If nothing else is sure on the domain name front, this much is: domain name activists are sure to study the proposed changes and comment thoroughly.

ICANN today also announced that it is prodding the Commerce Department, which has overseen the domain naming system, to proceed with its plans to turn over the domain system to ICANN.

"We believe we are now fully prepared to fulfill the mission identified in the White Paper -- to allow the management of Internet names, addresses, and protocols to be administered by a new, international, not-for-profit corporation that will be transparent and fully accountable to the communities it serves," Esther Dyson, ICANN's interim chairman, said in a letter to Becky Burr, Acting Associate Administrator of the National Telecommunications and Information Administration in the Commerce Department.

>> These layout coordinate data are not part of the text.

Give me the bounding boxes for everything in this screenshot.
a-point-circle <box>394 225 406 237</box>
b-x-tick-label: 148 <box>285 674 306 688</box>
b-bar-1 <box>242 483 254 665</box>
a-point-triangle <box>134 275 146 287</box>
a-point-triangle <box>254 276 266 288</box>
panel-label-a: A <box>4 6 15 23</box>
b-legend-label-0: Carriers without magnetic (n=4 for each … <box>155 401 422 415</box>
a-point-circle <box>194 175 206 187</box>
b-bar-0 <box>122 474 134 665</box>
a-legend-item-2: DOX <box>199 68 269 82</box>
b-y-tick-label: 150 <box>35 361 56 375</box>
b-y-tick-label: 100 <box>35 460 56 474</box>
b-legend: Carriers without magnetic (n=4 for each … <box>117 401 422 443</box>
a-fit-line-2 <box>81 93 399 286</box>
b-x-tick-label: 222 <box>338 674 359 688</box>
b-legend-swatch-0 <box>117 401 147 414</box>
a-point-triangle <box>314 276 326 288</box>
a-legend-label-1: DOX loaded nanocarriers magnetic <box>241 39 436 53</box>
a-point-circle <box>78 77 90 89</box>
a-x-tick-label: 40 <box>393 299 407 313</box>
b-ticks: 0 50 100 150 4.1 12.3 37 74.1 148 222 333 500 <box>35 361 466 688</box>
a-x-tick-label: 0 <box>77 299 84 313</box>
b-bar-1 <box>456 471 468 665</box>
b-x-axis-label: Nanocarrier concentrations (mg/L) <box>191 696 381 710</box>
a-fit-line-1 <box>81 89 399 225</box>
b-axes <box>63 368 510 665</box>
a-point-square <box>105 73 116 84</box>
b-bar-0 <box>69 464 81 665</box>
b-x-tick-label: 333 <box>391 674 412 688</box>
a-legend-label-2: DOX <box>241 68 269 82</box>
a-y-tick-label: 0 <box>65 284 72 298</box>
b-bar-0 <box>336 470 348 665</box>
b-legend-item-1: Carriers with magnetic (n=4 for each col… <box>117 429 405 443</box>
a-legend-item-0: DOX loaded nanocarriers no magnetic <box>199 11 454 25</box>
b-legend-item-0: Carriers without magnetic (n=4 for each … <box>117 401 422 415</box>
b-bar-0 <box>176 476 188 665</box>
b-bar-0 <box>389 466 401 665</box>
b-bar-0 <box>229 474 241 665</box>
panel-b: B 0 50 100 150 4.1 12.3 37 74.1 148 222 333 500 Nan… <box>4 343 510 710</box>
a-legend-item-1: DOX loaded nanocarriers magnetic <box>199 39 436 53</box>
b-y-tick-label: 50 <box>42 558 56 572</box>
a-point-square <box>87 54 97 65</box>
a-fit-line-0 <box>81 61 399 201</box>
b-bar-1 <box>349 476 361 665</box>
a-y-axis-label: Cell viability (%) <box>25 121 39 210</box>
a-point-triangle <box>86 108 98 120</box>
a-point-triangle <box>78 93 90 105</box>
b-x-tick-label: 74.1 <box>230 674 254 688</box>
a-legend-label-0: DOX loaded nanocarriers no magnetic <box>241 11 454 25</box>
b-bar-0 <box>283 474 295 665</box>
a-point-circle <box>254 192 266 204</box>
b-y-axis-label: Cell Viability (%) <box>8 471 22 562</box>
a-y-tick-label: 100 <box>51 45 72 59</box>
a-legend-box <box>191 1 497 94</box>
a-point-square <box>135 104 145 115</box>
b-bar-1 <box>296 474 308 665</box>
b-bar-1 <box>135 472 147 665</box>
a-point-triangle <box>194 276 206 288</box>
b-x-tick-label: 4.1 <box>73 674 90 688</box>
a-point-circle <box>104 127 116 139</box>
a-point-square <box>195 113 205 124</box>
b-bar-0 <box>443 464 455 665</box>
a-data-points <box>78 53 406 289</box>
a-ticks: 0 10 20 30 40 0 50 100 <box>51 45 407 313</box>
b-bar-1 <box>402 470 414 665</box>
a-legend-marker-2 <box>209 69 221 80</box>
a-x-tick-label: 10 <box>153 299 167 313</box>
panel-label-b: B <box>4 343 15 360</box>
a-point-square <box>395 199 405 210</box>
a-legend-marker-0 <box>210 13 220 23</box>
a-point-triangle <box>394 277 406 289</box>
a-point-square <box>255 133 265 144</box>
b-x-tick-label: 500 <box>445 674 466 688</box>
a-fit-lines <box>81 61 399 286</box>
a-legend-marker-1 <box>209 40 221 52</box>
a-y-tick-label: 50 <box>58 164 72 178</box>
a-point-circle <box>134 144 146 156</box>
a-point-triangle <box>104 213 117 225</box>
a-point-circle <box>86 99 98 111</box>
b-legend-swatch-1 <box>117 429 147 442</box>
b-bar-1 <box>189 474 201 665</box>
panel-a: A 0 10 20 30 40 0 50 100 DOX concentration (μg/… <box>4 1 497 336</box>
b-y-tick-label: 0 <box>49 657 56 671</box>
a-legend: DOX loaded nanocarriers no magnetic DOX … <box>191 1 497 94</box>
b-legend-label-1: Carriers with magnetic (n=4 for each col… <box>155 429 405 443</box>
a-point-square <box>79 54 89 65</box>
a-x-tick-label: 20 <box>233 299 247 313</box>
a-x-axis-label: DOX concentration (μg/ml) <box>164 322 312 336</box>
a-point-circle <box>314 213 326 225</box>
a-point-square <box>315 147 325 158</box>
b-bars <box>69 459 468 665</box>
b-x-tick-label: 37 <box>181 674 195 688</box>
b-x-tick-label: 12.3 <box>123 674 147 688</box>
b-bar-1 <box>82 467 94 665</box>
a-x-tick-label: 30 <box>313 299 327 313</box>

Changes announced include the following:

  • ICANN "will form a volunteer advisory committee on membership to propose approaches to membership criteria, rights, and responsibilities."

  • The board will hold an "open public meeting in conjunction with each regular Board of Directors meeting." Members will get comments and publicly discuss their opinions. The board will meet about four times a year but subsets of the board will also be available at meetings and events.

    The Board also will vote by roll call "on important issues," and "board meetings will be followed promptly by publication of complete minutes, including reports of votes taken, the positions of individual members on those votes, and their reasons for those positions."

    However the proposed changes apparently do not include opening up board meetings themselves, to the public, as many have requested.

  • But ICANN also "will establish a mechanism for the reconsideration of decisions by independent third parties in cases where it is thought that ICANN or its staff has not followed its own bylaws or rules of procedure."

  • ICANN also added rules "designed to prevent conflicts of interest and to assure geographic diversity."

    ICANN also is planning a second public meeting, to take place in Brussels tomorrow.